Cybersecurity professionals can make $100k+ a year without a college degree
The United States has approximately 700,000 cybersecurity job openings. That’s creating a shortage of qualified personnel who can protect places like hospitals, 9-1-1 call centers, and schools from cyberattacks originating in places like China, Russia, Iran and North Korea.
Will Markow, Vice President, Lightcast: “We only have 69 skilled cybersecurity workers for every 100 that employers demand. This means we are stepping onto the digital battlefield missing nearly a third of our army.”
The shortage could get worse, 61 percent of employees in the field say they’re burned out from years of addressing major incidents. So the House Homeland Security Subcommittee on Cybersecurity and Infrastructure Protection is working on a bipartisan basis to create a talent pipeline.
Chairman Andrew Garbarino (R-NY): “It is clear that the shortage of talent and burnout are issues that both the public and private sector face.”

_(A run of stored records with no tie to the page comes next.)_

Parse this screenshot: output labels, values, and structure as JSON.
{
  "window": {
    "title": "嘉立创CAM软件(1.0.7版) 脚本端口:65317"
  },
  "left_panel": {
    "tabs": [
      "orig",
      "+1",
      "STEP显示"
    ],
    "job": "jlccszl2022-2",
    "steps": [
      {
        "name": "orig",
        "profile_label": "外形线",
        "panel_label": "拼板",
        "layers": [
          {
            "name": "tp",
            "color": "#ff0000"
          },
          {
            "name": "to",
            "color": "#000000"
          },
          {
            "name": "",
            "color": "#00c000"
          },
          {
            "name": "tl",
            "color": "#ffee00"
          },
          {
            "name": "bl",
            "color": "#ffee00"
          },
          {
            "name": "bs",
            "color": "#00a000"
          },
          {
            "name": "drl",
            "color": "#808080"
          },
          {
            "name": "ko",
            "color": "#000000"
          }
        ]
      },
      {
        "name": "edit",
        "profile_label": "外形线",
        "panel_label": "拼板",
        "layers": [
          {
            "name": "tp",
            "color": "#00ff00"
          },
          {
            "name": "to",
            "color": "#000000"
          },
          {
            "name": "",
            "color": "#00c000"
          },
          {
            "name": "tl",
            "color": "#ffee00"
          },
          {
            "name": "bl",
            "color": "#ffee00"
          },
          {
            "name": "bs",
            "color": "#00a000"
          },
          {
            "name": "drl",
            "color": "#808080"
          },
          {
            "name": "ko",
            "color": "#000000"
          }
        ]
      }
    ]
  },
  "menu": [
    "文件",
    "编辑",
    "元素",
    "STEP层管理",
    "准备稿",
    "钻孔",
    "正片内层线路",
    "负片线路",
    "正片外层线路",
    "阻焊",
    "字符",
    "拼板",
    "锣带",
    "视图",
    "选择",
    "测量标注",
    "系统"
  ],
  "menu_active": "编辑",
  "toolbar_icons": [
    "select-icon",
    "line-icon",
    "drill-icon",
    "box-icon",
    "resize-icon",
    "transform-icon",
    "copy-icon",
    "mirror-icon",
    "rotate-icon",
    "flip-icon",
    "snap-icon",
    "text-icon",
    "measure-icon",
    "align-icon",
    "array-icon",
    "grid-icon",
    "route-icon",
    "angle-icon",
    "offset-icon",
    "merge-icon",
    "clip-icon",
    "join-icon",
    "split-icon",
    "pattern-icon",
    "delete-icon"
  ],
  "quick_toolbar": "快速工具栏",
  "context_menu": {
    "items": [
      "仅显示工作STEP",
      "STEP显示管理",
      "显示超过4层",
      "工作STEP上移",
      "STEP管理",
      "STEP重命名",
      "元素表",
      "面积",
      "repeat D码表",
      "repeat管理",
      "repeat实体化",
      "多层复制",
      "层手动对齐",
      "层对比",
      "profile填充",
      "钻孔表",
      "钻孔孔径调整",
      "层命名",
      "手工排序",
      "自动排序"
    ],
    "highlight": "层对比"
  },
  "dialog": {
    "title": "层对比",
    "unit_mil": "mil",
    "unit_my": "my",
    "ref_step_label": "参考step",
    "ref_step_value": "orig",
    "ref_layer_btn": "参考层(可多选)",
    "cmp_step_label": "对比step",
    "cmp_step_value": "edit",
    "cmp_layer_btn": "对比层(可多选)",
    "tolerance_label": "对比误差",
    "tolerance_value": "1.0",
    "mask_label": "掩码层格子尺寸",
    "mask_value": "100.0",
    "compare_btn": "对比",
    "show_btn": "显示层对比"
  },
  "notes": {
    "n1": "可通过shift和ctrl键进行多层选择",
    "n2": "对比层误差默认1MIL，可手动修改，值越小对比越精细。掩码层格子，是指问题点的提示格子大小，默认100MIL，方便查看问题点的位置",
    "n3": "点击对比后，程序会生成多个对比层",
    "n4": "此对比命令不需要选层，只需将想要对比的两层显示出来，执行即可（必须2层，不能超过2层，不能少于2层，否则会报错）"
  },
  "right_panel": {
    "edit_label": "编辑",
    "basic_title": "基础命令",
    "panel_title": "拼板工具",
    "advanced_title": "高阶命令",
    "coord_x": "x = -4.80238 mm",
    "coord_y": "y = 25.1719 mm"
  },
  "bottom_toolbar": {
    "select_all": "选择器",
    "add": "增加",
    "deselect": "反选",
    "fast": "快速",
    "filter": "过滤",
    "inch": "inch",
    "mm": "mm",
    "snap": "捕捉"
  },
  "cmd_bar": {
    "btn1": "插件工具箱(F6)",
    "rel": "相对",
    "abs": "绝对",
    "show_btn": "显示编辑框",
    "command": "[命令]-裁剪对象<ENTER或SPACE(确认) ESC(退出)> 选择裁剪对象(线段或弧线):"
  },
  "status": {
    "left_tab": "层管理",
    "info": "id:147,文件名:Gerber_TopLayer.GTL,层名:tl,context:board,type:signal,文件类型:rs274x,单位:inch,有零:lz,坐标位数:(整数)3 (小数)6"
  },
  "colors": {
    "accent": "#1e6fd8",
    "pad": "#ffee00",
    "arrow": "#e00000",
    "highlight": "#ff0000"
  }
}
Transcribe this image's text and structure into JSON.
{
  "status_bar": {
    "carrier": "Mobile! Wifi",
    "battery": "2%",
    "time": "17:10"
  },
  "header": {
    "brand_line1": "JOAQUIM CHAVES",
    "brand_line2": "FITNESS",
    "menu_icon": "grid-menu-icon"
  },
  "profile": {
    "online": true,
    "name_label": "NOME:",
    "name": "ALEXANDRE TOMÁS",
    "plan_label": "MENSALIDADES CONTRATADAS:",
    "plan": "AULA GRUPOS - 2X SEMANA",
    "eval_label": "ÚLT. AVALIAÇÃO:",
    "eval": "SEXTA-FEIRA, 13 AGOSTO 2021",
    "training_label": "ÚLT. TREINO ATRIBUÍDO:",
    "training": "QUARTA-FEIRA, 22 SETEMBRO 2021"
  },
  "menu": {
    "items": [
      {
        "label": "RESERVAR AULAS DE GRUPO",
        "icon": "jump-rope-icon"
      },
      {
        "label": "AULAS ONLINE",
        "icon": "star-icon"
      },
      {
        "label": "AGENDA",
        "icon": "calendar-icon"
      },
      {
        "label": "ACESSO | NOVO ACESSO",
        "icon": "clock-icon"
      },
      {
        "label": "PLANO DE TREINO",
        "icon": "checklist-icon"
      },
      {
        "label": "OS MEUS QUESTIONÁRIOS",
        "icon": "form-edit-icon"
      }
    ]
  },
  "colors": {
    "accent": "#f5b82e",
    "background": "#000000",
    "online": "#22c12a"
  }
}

During a hearing, the witnesses agreed that prospects don’t need a four year college degree, which according to the education data initiative now costs an average 35,000 a year including books, supplies, and daily living expenses. They hope that will be a selling point. A retired Marine Colonel who now works at a non-profit says his organization offers an eight month course for less than $15,000. When students complete their certification, they’re getting starting jobs that pay an average salary of 63,000 a year. With three years of experience, they can get a job that pays more than 100,000.
Rep. Gimenez: “I believe that that somehow this country, if you don’t have a college degree, you somehow stigmatize it somehow you may not be as smart as as somebody who has a college degree.”
In April, FBI Director Christopher Wray testified about the Bureau’s need to hire cybersecurity professionals. He is asking congress for 63 million dollars to hire 192 positions.
FBI Director Christopher Wray date: “To give you a sense of what we’re up against, if each one of the FBI’s cyber agents and intel analysts focused exclusively on the China threat, Chinese hackers would still outnumber FBI Cyber personnel by at least 50 to 1,”
During the House hearing, one witness made a suggestion to help fix the shortage. Don’t require five years of experience and specialized endorsements for entry level jobs. Because that doesn’t match. Straight from DC, I’m Ray Bogan.